Like many gardeners I put a bench and a seat or two in the garden so that I might sit and enjoy the fruits of my labours from time to time. Similarly, like many gardeners, I seem to rarely sit on them for long. I will settle down to drink tea or a cold drink and invariably I will see a weed that needs removing or a spent flower that needs deadheading. Yet I do stop and I sit and think about what needs to be done next in the garden; what I think is working well and not so well.
I am writing this in the midst of a what has been a mild but rainy Winter so far. Snow is probably on the horizon but there is no sign of it here so far in these middle lands of England. It has been so wet that progress in the garden is difficult. Whilst I generally hold to the premise that one weed removed now saves me from 100 in the Summer, the garden is currently as water-logged and muddy as I have never seen it before. The hours of daylight are now perceptibly getting longer and there is a feel that the season is turning; the wish to be out in the garden is strong when possible between gales and rain.
It is a good time of year for sitting in the garden and planning. I am lucky enough to have some strategically placed seats that give me different views of the garden. Actually stopping and looking, really looking, at what is in front of me is something I know I need to do more. From these different vantage points I can see new opportunities for developing the garden further.
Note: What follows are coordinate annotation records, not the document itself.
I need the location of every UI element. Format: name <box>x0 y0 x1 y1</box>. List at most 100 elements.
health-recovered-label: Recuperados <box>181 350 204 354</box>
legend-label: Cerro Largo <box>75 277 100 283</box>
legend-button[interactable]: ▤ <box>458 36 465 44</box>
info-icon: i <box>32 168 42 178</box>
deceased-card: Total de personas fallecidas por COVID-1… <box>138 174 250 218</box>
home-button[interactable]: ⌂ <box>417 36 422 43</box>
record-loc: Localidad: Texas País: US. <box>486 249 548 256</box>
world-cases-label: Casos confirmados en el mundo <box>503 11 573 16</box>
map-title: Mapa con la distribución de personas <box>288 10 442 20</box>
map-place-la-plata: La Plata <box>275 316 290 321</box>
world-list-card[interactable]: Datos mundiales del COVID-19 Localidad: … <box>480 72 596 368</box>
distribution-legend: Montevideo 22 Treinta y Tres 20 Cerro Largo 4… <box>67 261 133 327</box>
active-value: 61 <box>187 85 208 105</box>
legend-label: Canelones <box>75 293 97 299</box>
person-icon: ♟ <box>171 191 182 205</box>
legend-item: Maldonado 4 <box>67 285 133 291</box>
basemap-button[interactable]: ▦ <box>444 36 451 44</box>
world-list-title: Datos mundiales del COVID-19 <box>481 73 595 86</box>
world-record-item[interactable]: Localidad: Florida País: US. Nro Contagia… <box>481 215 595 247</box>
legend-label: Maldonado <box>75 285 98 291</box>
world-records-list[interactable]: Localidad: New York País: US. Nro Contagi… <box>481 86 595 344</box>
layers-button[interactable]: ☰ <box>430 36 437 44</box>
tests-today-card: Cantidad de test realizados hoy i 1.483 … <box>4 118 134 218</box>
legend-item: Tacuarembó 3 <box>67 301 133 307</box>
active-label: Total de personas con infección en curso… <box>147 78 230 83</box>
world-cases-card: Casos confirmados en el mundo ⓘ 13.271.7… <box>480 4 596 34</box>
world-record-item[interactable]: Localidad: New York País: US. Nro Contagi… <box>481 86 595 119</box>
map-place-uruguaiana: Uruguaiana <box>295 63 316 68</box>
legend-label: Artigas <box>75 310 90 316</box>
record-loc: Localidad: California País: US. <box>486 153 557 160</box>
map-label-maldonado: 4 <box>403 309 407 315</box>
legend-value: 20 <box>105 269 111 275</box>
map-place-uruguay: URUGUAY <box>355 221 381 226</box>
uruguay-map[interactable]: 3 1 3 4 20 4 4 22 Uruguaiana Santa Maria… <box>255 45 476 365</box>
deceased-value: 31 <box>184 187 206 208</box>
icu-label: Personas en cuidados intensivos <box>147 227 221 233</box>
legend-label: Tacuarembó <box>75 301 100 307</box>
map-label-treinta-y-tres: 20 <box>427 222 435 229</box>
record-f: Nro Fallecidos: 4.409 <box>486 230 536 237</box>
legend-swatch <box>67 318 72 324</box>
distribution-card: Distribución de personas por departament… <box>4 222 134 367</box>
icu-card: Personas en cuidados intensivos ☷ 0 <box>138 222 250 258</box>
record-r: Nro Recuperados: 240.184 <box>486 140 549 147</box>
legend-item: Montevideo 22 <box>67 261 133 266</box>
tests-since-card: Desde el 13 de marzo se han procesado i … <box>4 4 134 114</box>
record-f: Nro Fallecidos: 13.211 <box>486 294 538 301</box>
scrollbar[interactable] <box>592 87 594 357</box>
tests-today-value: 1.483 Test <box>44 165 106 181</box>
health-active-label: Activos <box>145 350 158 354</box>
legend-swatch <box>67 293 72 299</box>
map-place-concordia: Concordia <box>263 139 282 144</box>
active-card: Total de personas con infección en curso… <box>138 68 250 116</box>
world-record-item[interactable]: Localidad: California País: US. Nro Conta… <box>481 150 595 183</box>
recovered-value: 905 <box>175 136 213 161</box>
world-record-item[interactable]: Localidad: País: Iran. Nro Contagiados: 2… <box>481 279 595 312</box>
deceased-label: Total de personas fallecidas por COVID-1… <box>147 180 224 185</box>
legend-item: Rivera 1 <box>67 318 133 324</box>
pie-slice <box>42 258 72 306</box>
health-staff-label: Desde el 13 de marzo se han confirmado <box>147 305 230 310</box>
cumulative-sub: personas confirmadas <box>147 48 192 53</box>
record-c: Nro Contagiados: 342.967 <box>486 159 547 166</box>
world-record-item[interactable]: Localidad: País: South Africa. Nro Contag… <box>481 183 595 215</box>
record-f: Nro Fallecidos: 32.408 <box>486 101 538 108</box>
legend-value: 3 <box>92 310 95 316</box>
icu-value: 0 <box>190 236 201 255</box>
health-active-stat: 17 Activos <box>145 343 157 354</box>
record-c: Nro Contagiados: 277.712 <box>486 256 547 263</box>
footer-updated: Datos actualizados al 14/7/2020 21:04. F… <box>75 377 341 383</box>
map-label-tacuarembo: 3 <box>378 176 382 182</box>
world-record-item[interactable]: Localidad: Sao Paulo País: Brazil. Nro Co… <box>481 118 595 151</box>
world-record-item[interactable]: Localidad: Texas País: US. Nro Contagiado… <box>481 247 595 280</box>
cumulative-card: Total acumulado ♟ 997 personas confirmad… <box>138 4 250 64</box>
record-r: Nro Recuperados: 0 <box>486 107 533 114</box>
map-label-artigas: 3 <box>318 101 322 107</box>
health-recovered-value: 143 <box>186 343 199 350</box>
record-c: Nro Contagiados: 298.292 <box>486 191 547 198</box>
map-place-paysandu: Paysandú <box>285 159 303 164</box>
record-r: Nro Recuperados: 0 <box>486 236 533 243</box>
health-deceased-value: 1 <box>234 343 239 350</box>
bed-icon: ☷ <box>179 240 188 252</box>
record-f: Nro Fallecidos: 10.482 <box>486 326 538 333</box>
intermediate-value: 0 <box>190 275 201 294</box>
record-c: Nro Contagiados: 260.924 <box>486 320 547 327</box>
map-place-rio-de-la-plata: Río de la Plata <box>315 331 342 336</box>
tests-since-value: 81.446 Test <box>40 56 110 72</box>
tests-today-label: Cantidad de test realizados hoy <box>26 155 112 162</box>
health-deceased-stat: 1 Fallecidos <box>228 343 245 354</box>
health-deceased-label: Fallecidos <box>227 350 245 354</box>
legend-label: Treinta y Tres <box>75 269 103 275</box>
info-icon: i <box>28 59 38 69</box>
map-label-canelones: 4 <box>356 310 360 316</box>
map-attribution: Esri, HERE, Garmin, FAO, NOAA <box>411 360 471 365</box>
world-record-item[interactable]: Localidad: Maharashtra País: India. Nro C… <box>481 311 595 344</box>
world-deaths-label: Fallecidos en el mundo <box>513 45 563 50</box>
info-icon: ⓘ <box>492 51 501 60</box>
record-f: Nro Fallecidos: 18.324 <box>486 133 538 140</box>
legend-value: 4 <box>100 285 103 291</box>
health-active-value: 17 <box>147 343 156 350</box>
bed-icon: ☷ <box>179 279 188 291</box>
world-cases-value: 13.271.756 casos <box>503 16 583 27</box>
I suddenly see connections between two areas that I had previously seen as distinct, but now I can see a bump or contour in the grass that sweeps in one direction, or a tree reaching out over another direction. Whilst I do not tidy away the dead summer growth until the new growth is emerging, there are cleaner lines of sight in the winter garden. I can see the structure more clearly. I sit and consider these things.
I usually sit and consider these things with a cat by my side.
Or I have to move a cat to sit down and consider these things, much to the annoyance of said cat who for some bizarre reason thinks the seat is his. I tell myself that I share my garden with my four cats, I know in reality they occasionally let me into the garden if they think it will be for their benefit.
The cat will then distract me and I forget my ‘eureka’ moment that would have made the garden a small corner of paradise situated just outside of Leicester. I resume my seat, pick up my tea and enjoy the moment of peace.